Forte aplauso e estava já claro que este era um recado para Donald Trump, não teria sido preciso acrescentar a explicação, mas Meryl Streep fez questão. “O único trabalho de um ator é trabalhar com a vida de pessoas que são diferentes de nós e fazer com que os outros sintam como é que isso é, e houve muitas, muitas, muitas interpretações que o fizeram este ano. Mas houve uma que me arrebatou, não por ser boa, na verdade não havia nada de bom naquilo, mas porque foi eficiente, cumpriu o seu trabalho, que fez a sua audiência rir, mostrar os dentes. Foi o momento em que uma pessoa sentada no lugar de maior respeito do nosso país imitou um jornalista com deficiência”, recordou Streep sobre o episódio em que Trump gozou com Serge Kovaleski, jornalista do “New York Times”. “Isso partiu-me o coração, porque não era um filme, era a vida real. E este instinto de humilhar, quando vem de alguém da esfera pública, de alguém poderoso, infiltra-se na vida de todos nós, porque dá a permissão às outras pessoas para fazerem o mesmo. O desrespeito é um convite ao desrespeito, a violência incita a violência. Quando alguém usa a sua posição de poder para atacar os outros, todos perdemos.”

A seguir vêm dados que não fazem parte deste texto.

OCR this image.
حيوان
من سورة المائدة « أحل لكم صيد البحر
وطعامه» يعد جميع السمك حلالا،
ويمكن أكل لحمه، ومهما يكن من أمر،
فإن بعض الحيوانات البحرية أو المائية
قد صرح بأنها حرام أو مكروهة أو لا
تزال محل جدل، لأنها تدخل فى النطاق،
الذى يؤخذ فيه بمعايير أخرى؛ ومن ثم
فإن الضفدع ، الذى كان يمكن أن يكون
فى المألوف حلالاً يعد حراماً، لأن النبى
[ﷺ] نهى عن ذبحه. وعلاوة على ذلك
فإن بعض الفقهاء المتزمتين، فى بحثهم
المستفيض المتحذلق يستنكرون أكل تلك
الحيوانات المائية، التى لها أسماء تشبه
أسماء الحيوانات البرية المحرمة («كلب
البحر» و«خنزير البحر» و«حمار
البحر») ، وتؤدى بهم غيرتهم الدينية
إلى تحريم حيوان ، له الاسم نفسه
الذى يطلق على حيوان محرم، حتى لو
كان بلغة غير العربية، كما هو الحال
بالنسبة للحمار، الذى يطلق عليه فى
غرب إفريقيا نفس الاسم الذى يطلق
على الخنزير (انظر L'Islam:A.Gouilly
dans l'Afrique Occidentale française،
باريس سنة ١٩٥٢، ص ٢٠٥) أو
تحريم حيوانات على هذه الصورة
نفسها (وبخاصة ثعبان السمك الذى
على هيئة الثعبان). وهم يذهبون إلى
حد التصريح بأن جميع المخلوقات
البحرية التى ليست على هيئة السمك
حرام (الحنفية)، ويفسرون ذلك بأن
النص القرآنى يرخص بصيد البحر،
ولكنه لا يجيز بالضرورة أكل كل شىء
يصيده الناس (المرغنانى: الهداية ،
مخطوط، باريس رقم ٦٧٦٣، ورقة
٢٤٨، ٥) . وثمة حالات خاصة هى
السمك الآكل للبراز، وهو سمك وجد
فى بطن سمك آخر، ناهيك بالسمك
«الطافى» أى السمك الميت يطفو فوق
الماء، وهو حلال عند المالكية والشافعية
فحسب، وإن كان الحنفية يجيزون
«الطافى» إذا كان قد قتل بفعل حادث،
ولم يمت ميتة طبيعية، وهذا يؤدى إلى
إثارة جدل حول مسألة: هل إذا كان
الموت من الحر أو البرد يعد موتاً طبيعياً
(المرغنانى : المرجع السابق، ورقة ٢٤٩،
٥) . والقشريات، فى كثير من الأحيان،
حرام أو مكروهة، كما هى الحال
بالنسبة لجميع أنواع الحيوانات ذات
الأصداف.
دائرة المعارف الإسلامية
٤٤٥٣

Donald Trump não tardou na resposta que veio pela via do costume, o Twitter, com a forma do costume, o insulto. “Meryl Streep, uma das atrizes mais sobrevalorizadas de Hollywood, não me conhece mas atacou-me na noite passada nos Globos de Ouro”, tweetou o homem que dentro de dez dias toma posse como presidente dos Estados Unidos na manhã seguinte, quando o vídeo de Meryl Streep era já viral nas redes sociais, acrescentando, com as devidas reticências: “Ela é uma…”
De volta aos prémios.
Porque um tweet destes quase nos fez esquecê-lo, mas os Globos de Ouro também foram prémios. Com as categorias de comédia ou musical a serem arrebatadas por “La La Land”, que tinha já sido bem recebido em Veneza, que dera já aliás o prémio de Melhor Atriz a Emma Stone, sobra o drama. E aí foi “Moonlight”, de Barry Jenkins, a levar a melhor sobre o igualmente favorito “Manchester by the Sea”, de Kenneth Lonergan. Melhor Filme para Jenkins então, mas Melhor Ator de drama para Casey Affleck pela sua interpretação do filme de Lonergan, em exibição desde a semana passada nas salas portuguesas. Melhor Atriz na mesma categoria foi Isabelle Huppert, por “Elle”, de Paul Verhoeven, produção francesa que venceu ainda na categoria de Melhor Filme Estrangeiro.
Nas categorias televisivas, foram “The Crown”, Melhor Série de drama, e “Atlanta”, Melhor Série de comédia e Melhor Ator para Donald Glover, os grandes vencedores. O prémio Cecil B. DeMille foi para Meryl Streep que, quase sem voz, fez do seu discurso o verdadeiro momento de uma noite que foi afinal sobre política. E sobretudo sua.